Integration of Micro Solid Oxide Fuel Cells in Power Generator Devices

• Autores: Dolors Pla Asesio
• Directores de la Tesis: Alberto Tarancón Rubio (dir. tes.), Joan Ramon Morante i Lleonart (dir. tes.), Marc Salleras Freixes (dir. tes.)
• Lectura: En la Universitat de Barcelona ( España ) en 2015
• Idioma: inglés
• Tribunal Calificador de la Tesis: Francisca Peiró Martínez (presid.), Teresa Andreu Arbella (secret.), Guilhem Dezanneau (voc.), Jordi Llorca Piqué (voc.), Luis Fonseca Chacharo (voc.)
• Materias:
  • Física
    • Química física
      • Teoría de las células de combustible
    • Física del estado sólido
  • Ciencias tecnológicas
    • Tecnología de materiales
      • Materiales cerámicos
• Enlaces
  • Tesis en acceso abierto en: Dipòsit Digital de la UB
• Resumen

  • In the last decades, energy requirements of portable devices are exponentially increasing while the capacity of the current battery technology is not progressing accordingly. This energy gap claims for the development of new technologies beyond Li-ion. Novel miniaturized devices able to efficiently operate on the low power regime (1 - 20 W) in continuous mode by using a fuel are receiving increased attention.
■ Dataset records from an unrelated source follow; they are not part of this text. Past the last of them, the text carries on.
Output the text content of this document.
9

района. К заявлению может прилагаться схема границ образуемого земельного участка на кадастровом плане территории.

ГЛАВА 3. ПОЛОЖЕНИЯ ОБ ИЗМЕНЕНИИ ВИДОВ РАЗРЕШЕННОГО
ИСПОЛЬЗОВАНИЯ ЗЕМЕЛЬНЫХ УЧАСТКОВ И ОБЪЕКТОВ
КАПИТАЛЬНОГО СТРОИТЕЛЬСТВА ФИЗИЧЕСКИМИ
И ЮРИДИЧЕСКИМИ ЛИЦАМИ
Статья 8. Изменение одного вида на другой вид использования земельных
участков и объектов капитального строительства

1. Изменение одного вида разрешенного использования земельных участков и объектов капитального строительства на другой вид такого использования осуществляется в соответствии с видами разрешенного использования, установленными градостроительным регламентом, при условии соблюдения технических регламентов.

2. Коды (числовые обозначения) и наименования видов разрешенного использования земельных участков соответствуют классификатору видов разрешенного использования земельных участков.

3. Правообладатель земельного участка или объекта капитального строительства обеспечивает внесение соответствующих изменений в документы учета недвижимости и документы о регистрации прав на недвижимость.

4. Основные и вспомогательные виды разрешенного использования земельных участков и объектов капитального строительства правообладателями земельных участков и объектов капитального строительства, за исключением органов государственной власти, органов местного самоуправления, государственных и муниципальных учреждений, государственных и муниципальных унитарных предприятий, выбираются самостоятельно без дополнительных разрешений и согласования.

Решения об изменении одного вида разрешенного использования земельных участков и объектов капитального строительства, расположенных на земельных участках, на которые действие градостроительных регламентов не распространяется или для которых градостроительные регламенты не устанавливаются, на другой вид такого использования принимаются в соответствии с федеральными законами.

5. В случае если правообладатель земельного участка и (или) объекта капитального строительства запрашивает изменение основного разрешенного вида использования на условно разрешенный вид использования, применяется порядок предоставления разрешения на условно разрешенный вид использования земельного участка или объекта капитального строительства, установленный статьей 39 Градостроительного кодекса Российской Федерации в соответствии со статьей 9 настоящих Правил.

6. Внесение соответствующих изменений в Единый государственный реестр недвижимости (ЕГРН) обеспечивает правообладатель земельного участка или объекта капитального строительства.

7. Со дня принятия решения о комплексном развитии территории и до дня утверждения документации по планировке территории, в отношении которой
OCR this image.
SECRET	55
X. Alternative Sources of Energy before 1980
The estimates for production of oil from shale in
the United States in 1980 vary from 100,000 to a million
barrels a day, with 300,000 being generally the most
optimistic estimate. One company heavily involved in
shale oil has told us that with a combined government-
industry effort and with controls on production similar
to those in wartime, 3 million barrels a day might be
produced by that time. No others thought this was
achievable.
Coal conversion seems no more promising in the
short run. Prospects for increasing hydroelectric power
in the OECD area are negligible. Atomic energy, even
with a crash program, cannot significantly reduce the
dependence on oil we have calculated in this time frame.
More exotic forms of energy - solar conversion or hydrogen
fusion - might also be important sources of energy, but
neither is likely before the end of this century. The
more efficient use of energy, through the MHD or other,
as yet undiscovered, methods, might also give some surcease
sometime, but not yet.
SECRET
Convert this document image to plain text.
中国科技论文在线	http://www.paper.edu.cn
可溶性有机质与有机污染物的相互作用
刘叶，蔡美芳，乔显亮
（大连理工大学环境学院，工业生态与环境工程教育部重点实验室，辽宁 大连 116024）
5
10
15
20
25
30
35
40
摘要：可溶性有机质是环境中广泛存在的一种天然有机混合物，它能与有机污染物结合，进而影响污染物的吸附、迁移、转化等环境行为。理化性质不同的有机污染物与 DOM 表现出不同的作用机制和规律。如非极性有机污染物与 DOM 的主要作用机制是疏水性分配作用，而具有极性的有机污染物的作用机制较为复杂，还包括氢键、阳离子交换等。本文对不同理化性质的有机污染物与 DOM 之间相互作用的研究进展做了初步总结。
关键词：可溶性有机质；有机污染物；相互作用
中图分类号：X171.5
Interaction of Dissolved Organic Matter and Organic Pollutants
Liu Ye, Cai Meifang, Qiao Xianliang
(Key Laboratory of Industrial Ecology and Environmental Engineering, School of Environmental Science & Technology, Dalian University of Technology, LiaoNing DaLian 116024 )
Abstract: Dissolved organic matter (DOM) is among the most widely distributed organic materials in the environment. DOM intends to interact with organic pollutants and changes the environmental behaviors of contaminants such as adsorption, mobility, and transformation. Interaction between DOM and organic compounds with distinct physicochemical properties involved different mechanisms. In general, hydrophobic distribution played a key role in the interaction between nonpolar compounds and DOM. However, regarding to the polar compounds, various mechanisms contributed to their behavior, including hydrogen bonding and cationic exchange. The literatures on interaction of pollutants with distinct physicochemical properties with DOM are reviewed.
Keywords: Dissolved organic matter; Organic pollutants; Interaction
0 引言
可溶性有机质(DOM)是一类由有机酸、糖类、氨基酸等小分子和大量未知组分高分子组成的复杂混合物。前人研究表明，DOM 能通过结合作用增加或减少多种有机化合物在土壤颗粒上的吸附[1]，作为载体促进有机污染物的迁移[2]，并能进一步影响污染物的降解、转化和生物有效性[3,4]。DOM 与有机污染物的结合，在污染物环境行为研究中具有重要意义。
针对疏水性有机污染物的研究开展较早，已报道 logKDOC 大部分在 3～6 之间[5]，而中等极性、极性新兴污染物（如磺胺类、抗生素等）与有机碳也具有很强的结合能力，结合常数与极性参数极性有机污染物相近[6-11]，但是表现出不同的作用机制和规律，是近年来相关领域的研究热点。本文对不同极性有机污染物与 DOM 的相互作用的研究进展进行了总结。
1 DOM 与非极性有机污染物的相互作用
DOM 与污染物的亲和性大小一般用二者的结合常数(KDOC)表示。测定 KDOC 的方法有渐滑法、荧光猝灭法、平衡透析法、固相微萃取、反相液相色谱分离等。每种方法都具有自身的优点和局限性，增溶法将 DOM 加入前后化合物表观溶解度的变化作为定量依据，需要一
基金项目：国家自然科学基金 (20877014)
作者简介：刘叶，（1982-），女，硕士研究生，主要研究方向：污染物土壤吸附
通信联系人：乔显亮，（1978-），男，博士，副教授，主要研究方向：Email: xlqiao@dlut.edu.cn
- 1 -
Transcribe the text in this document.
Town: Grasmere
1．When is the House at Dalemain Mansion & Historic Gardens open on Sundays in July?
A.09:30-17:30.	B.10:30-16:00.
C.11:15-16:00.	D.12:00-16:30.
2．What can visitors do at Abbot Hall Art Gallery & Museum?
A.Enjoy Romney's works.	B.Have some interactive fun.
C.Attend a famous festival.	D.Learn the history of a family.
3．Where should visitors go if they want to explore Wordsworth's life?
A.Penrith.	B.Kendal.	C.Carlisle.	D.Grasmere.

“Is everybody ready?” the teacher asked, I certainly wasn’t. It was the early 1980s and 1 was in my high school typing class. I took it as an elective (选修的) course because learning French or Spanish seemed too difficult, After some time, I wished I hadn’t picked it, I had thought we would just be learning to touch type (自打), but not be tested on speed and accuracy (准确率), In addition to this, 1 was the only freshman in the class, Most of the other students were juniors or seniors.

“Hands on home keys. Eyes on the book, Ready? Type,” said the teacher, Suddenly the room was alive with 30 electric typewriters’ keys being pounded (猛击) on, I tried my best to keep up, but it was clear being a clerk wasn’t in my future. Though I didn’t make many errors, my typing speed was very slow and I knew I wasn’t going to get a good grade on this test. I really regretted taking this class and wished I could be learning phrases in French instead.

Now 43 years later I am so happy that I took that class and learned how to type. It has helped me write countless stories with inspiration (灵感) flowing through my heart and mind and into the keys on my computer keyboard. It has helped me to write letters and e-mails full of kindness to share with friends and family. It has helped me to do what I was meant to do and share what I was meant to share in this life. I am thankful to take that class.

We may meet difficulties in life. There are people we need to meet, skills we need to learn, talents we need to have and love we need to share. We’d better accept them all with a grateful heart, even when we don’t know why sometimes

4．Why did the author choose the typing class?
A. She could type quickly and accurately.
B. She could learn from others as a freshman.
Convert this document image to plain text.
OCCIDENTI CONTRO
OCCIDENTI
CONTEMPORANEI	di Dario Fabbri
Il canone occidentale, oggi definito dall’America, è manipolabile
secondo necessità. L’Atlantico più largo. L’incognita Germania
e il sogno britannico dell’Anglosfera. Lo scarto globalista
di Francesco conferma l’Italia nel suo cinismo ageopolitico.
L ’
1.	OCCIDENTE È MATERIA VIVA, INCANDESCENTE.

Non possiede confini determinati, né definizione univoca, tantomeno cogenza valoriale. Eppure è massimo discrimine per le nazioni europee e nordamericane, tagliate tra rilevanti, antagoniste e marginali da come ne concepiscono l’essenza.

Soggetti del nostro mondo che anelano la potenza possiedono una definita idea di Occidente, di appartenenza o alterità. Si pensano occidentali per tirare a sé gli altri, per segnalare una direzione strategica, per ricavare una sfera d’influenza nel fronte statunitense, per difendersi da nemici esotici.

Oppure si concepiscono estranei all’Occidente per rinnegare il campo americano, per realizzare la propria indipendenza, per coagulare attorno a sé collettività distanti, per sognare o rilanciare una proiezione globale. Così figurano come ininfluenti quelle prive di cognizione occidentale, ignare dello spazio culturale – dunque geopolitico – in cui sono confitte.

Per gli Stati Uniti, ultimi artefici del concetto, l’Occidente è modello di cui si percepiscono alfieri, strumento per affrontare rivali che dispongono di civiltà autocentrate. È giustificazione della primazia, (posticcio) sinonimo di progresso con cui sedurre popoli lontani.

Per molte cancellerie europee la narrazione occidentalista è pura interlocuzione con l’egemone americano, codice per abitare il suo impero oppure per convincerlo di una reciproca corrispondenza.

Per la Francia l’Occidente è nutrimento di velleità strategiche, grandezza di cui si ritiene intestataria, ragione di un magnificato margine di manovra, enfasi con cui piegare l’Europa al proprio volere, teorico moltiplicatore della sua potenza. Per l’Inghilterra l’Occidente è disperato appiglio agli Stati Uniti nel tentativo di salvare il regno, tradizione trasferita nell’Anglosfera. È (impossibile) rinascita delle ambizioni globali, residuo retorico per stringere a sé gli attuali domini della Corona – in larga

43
Due to their long lifetime, high power density and integrability, probably the most promising alternative is the development of micro fuel cells. Amongst them, micro Solid Oxide Fuel Cells (microSOFCs) present the highest values of specific energy densities (by unit mass and volume), mainly due to their higher operating temperature and their capability of operating directly on hydrocarbon fuels. One of the most promising approaches for the microSOFCs is based on the monolithic integration of functional free-standing electrolyte membranes in silicon technology. This approach ensures high reproducibility and reliability, cheap mass production and easy integration to mainstream technology. This thesis encompasses the design, fabrication and test of the main components of a novel microSOFC power generator as a first step to develop a complete device in the near future. The adopted approach is based on the use of MEMS fabrication methods to miniaturize microSOFCs in silicon technology and high energy density hydrocarbons as fuels. The microSOFC power generator is designed to supply 1W of electrical energy in a small volume (10-20 cm3). The work developed is divided into six chapters. The first chapter introduces the basics and challenges of a microSOFC power generator. The second chapter focuses on the experimental procedures and characterization techniques used. In the third chapter, the thermal analysis of a new microSOFC power generator with finite-volume simulations is presented. The fourth chapter shows the fabrication and characterization of a fuel processing unit capable to produce hydrogen from ethanol steam reforming and methane dry reforming. The next chapter is related to a catalytic micro-machined combustor. Finally, chapter six presents the development of a full ceramic microSOFC.